The Slovenian Parliament has voted 86-1 to introduce a public-interest defence for persons accused of publishing classified information.

The move followed the highly publicised trial of Deloinvestigative journalist Anuška Delić on charges of publishing classified state intelligence after she revealed links between the Slovenian neo-Nazi group Blood and Honour and members of the Slovenian Democratic Party (SDS) in a 2011 exposé.
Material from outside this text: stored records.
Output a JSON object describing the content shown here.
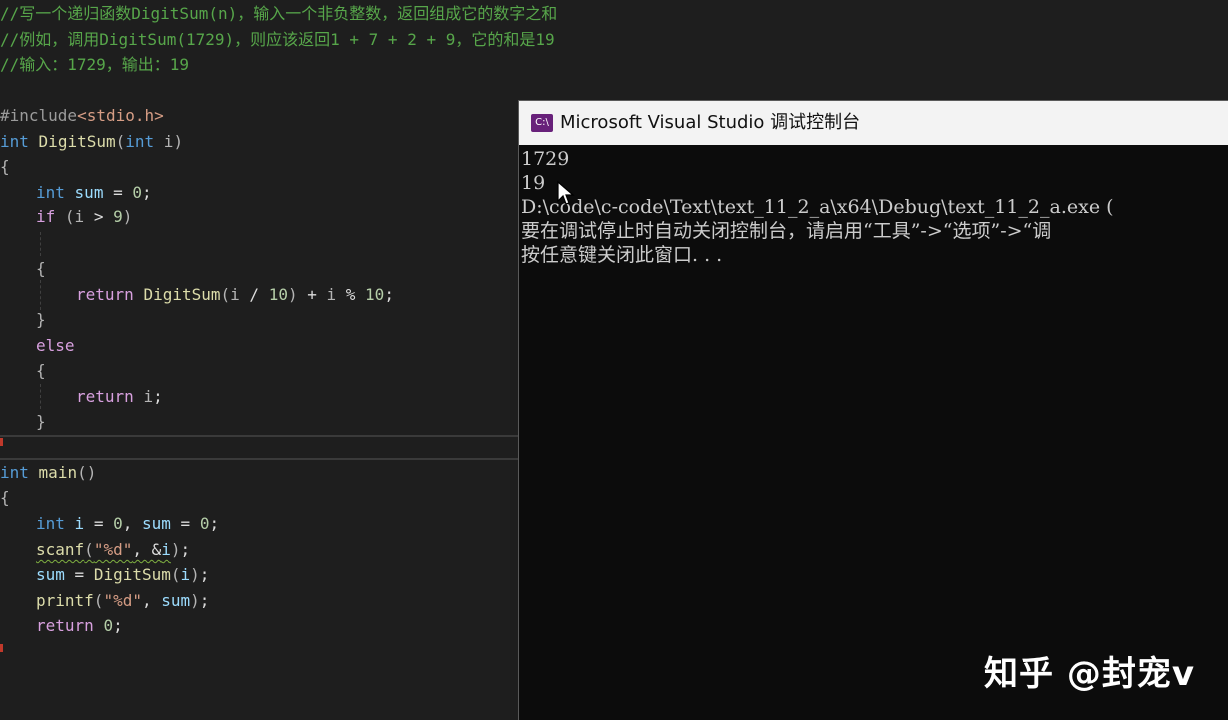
{
  "code_lines": {
    "l1": "//写一个递归函数DigitSum(n)，输入一个非负整数，返回组成它的数字之和",
    "l2": "//例如，调用DigitSum(1729)，则应该返回1 + 7 + 2 + 9，它的和是19",
    "l3": "//输入：1729，输出：19",
    "inc_hash": "#include",
    "inc_file": "<stdio.h>",
    "kw_int": "int",
    "fn_digitsum": "DigitSum",
    "param_i": "i",
    "open_brace": "{",
    "close_brace": "}",
    "var_sum": "sum",
    "num_0": "0",
    "kw_if": "if",
    "num_9": "9",
    "kw_return": "return",
    "num_10": "10",
    "kw_else": "else",
    "fn_main": "main",
    "fn_scanf": "scanf",
    "fn_printf": "printf",
    "str_fmt": "\"%d\""
  },
  "console": {
    "title": "Microsoft Visual Studio 调试控制台",
    "icon_text": "C:\\",
    "lines": [
      "1729",
      "19",
      "D:\\code\\c-code\\Text\\text_11_2_a\\x64\\Debug\\text_11_2_a.exe (",
      "要在调试停止时自动关闭控制台，请启用“工具”->“选项”->“调",
      "按任意键关闭此窗口. . ."
    ]
  },
  "watermark": "知乎 @封宠v",
  "colors": {
    "editor_bg": "#1e1e1e",
    "comment": "#57a64a",
    "keyword": "#569cd6",
    "control": "#d8a0df",
    "function": "#dcdcaa",
    "variable": "#9cdcfe",
    "number": "#b5cea8",
    "console_bg": "#0c0c0c",
    "vs_purple": "#68217a"
  }
}
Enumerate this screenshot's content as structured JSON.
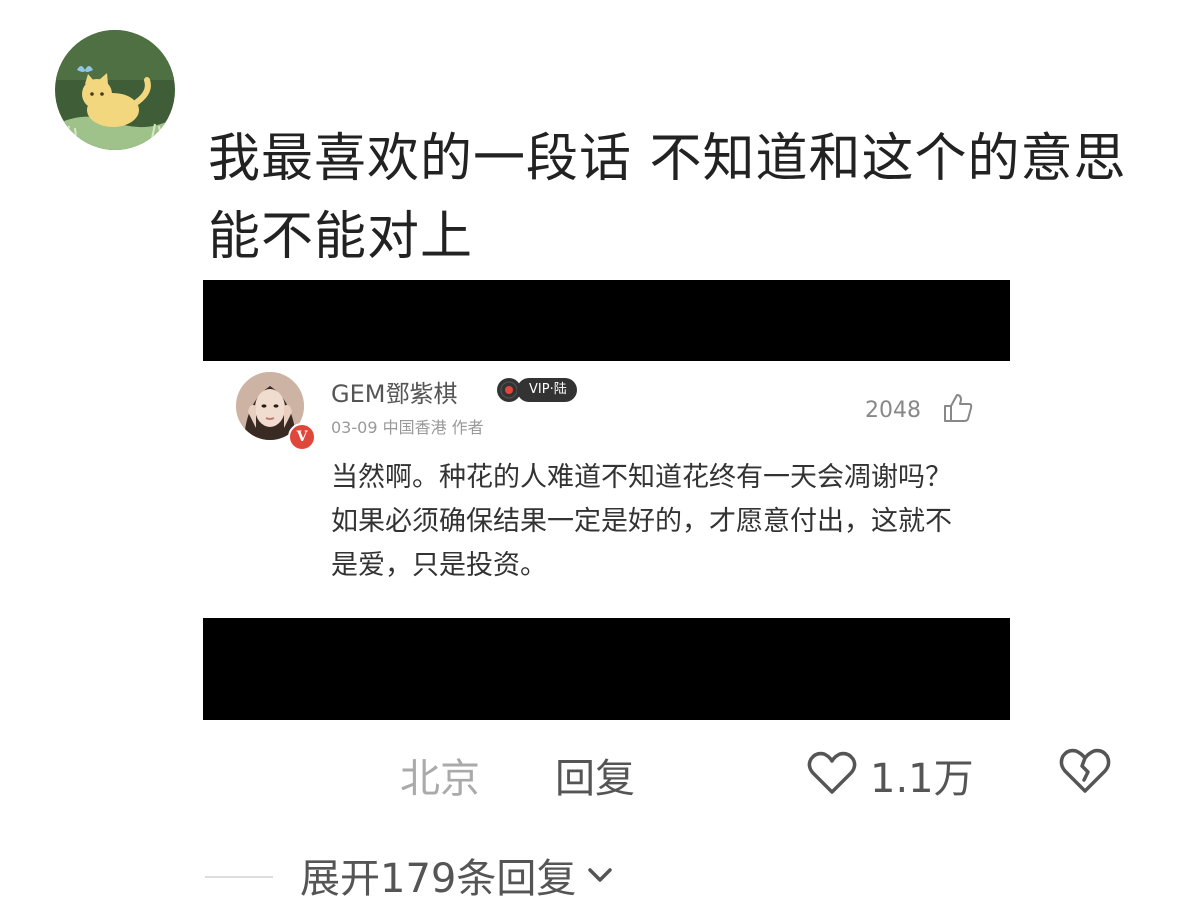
{
  "comment": {
    "text": "我最喜欢的一段话 不知道和这个的意思能不能对上",
    "location": "北京",
    "reply_label": "回复",
    "like_count": "1.1万",
    "expand_label": "展开179条回复"
  },
  "quoted": {
    "author": "GEM鄧紫棋",
    "vip_badge": "VIP·陆",
    "verified_badge": "V",
    "meta": "03-09 中国香港  作者",
    "likes": "2048",
    "body": "当然啊。种花的人难道不知道花终有一天会凋谢吗？如果必须确保结果一定是好的，才愿意付出，这就不是爱，只是投资。"
  },
  "icons": {
    "avatar": "cat-butterfly-avatar",
    "like": "heart-icon",
    "dislike": "broken-heart-icon",
    "thumb": "thumbs-up-icon",
    "expand": "chevron-down-icon"
  }
}
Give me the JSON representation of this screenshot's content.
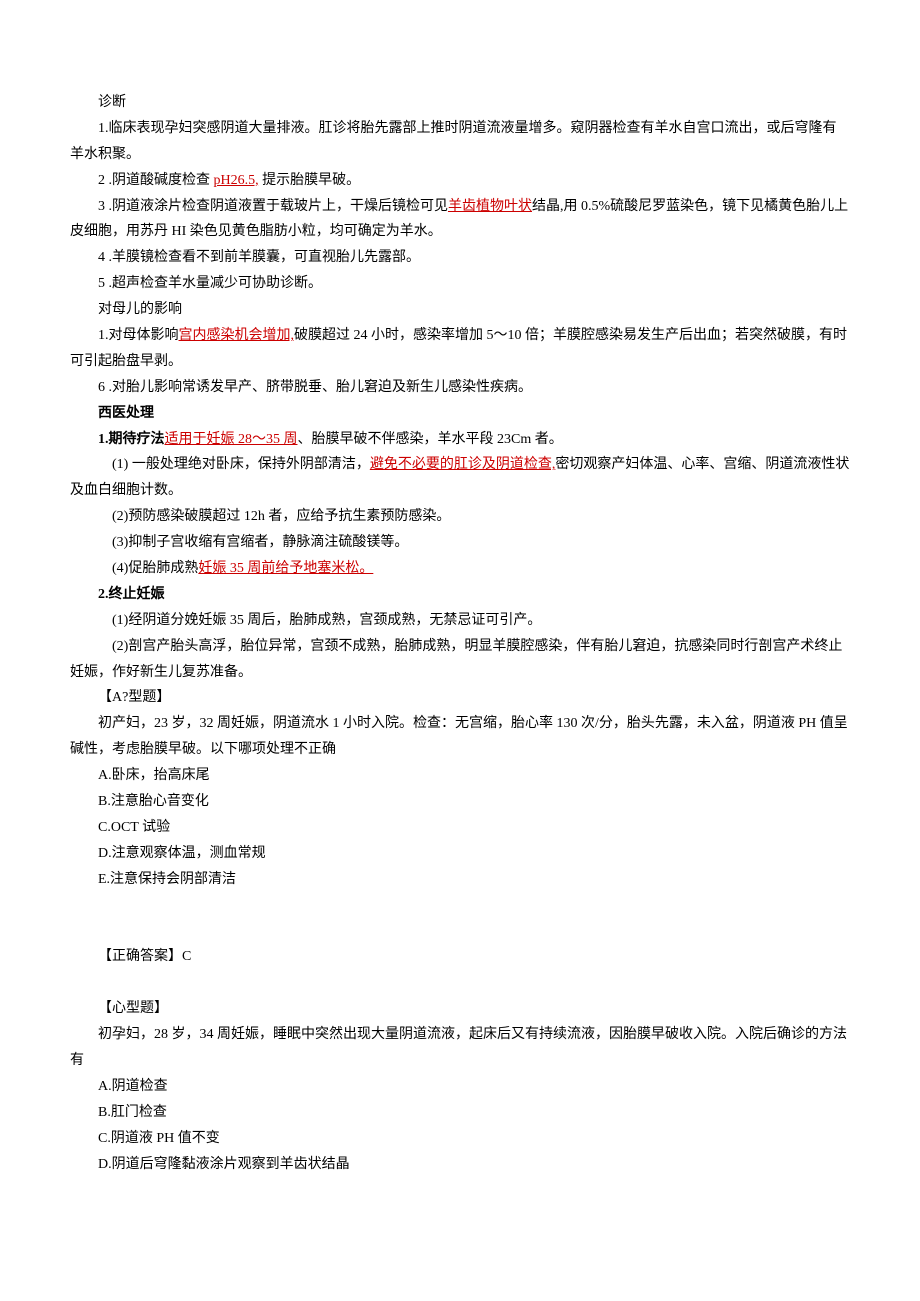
{
  "diagnosis": {
    "title": "诊断",
    "item1_a": "1.临床表现孕妇突感阴道大量排液。肛诊将胎先露部上推时阴道流液量增多。窥阴器检查有羊水自宫口流出，或后穹隆有羊水积聚。",
    "item2_a": "2 .阴道酸碱度检查 ",
    "item2_red": "pH26.5,",
    "item2_c": " 提示胎膜早破。",
    "item3_a": "3 .阴道液涂片检查阴道液置于载玻片上，干燥后镜检可见",
    "item3_red": "羊齿植物叶状",
    "item3_c": "结晶,用 0.5%硫酸尼罗蓝染色，镜下见橘黄色胎儿上皮细胞，用苏丹 HI 染色见黄色脂肪小粒，均可确定为羊水。",
    "item4": "4 .羊膜镜检查看不到前羊膜囊，可直视胎儿先露部。",
    "item5": "5 .超声检查羊水量减少可协助诊断。"
  },
  "effect": {
    "title": "对母儿的影响",
    "item1_a": "1.对母体影响",
    "item1_red": "宫内感染机会增加,",
    "item1_c": "破膜超过 24 小时，感染率增加 5～10 倍；羊膜腔感染易发生产后出血；若突然破膜，有时可引起胎盘早剥。",
    "item2": "6 .对胎儿影响常诱发早产、脐带脱垂、胎儿窘迫及新生儿感染性疾病。"
  },
  "western": {
    "title": "西医处理",
    "item1_label": "1.期待疗法",
    "item1_red": "适用于妊娠 28～35 周",
    "item1_c": "、胎膜早破不伴感染，羊水平段 23Cm 者。",
    "sub1_a": "(1)   一般处理绝对卧床，保持外阴部清洁，",
    "sub1_red": "避免不必要的肛诊及阴道检查,",
    "sub1_c": "密切观察产妇体温、心率、宫缩、阴道流液性状及血白细胞计数。",
    "sub2": "(2)预防感染破膜超过 12h 者，应给予抗生素预防感染。",
    "sub3": "(3)抑制子宫收缩有宫缩者，静脉滴注硫酸镁等。",
    "sub4_a": "(4)促胎肺成熟",
    "sub4_red": "妊娠 35 周前给予地塞米松。",
    "item2_label": "2.终止妊娠",
    "term1": "(1)经阴道分娩妊娠 35 周后，胎肺成熟，宫颈成熟，无禁忌证可引产。",
    "term2": "(2)剖宫产胎头高浮，胎位异常，宫颈不成熟，胎肺成熟，明显羊膜腔感染，伴有胎儿窘迫，抗感染同时行剖宫产术终止妊娠，作好新生儿复苏准备。"
  },
  "q1": {
    "header": "【A?型题】",
    "stem": "初产妇，23 岁，32 周妊娠，阴道流水 1 小时入院。检查：无宫缩，胎心率 130 次/分，胎头先露，未入盆，阴道液 PH 值呈碱性，考虑胎膜早破。以下哪项处理不正确",
    "optA": "A.卧床，抬高床尾",
    "optB": "B.注意胎心音变化",
    "optC": "C.OCT 试验",
    "optD": "D.注意观察体温，测血常规",
    "optE": "E.注意保持会阴部清洁",
    "answer": "【正确答案】C"
  },
  "q2": {
    "header": "【心型题】",
    "stem": "初孕妇，28 岁，34 周妊娠，睡眠中突然出现大量阴道流液，起床后又有持续流液，因胎膜早破收入院。入院后确诊的方法有",
    "optA": "A.阴道检查",
    "optB": "B.肛门检查",
    "optC": "C.阴道液 PH 值不变",
    "optD": "D.阴道后穹隆黏液涂片观察到羊齿状结晶"
  }
}
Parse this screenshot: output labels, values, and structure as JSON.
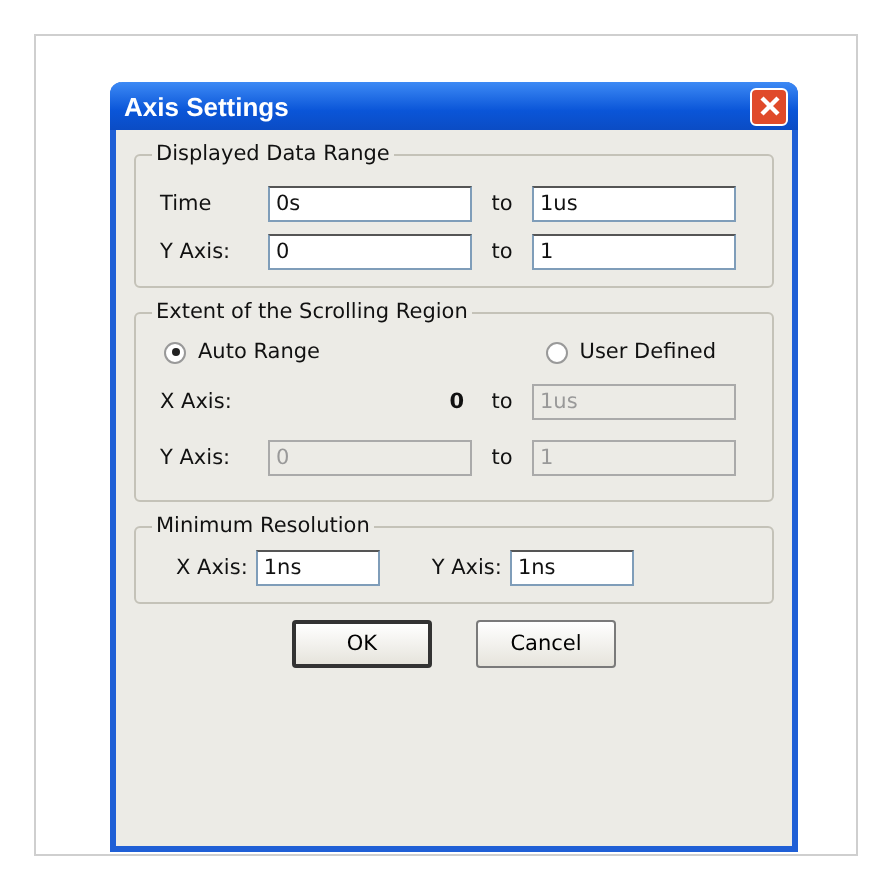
{
  "window": {
    "title": "Axis Settings"
  },
  "displayed_data_range": {
    "title": "Displayed Data Range",
    "rows": [
      {
        "label": "Time",
        "from": {
          "kind": "field",
          "value": "0s",
          "disabled": false
        },
        "to_label": "to",
        "to": {
          "kind": "field",
          "value": "1us",
          "disabled": false
        }
      },
      {
        "label": "Y Axis:",
        "from": {
          "kind": "field",
          "value": "0",
          "disabled": false
        },
        "to_label": "to",
        "to": {
          "kind": "field",
          "value": "1",
          "disabled": false
        }
      }
    ]
  },
  "scrolling_region": {
    "title": "Extent of the Scrolling Region",
    "radios": [
      {
        "label": "Auto Range",
        "selected": true
      },
      {
        "label": "User Defined",
        "selected": false
      }
    ],
    "rows": [
      {
        "label": "X Axis:",
        "from": {
          "kind": "text",
          "value": "0"
        },
        "to_label": "to",
        "to": {
          "kind": "field",
          "value": "1us",
          "disabled": true
        }
      },
      {
        "label": "Y Axis:",
        "from": {
          "kind": "field",
          "value": "0",
          "disabled": true
        },
        "to_label": "to",
        "to": {
          "kind": "field",
          "value": "1",
          "disabled": true
        }
      }
    ]
  },
  "minimum_resolution": {
    "title": "Minimum Resolution",
    "fields": [
      {
        "label": "X Axis:",
        "value": "1ns"
      },
      {
        "label": "Y Axis:",
        "value": "1ns"
      }
    ]
  },
  "buttons": [
    {
      "label": "OK",
      "default": true
    },
    {
      "label": "Cancel",
      "default": false
    }
  ]
}
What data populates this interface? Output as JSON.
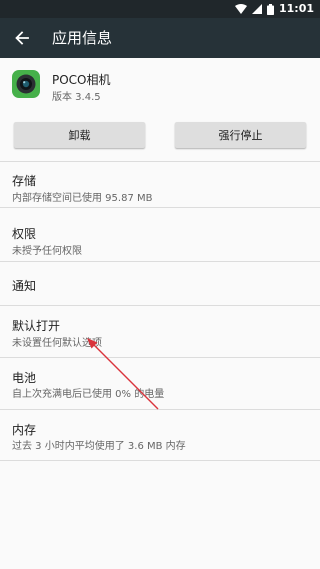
{
  "status_bar": {
    "time": "11:01"
  },
  "appbar": {
    "title": "应用信息"
  },
  "app": {
    "name": "POCO相机",
    "version": "版本 3.4.5"
  },
  "buttons": {
    "uninstall": "卸载",
    "force_stop": "强行停止"
  },
  "items": [
    {
      "title": "存储",
      "summary": "内部存储空间已使用 95.87 MB"
    },
    {
      "title": "权限",
      "summary": "未授予任何权限"
    },
    {
      "title": "通知",
      "summary": ""
    },
    {
      "title": "默认打开",
      "summary": "未设置任何默认选项"
    },
    {
      "title": "电池",
      "summary": "自上次充满电后已使用 0% 的电量"
    },
    {
      "title": "内存",
      "summary": "过去 3 小时内平均使用了 3.6 MB 内存"
    }
  ],
  "colors": {
    "status_bar": "#20272b",
    "app_bar": "#263238",
    "annotation_arrow": "#d9343c",
    "app_icon": "#46b04a"
  }
}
Prosecutors dropped charges against Delić in April 2015 in the wake of widespread criticism from international press freedom groups, including the International Press Institute (IPI) and its affiliate for South East Europe, SEEMO. According to the journalist association DNS, the 9 July vote modifies Art. 260 of the Slovenian Criminal Code to exempt from prosecution the collection, possession and publication of classified information if, according to the circumstances of the case, the public interest in revealing the information overrides the interest in keeping it secret. The exemption will not apply in cases in which such publication endangers the life of one or more persons. To the disappointment of some observers, the amendment also increases the maximum jail term for those found to have broken the law, from three to eight years.
Slovenia is only one of two former Yugoslav countries to retain criminal defamation – Croatia is the other – and is the only one in which defamation and insult are punishable by imprisonment, according to IPI’s extensive research on the situation of criminal defamation law in Europe.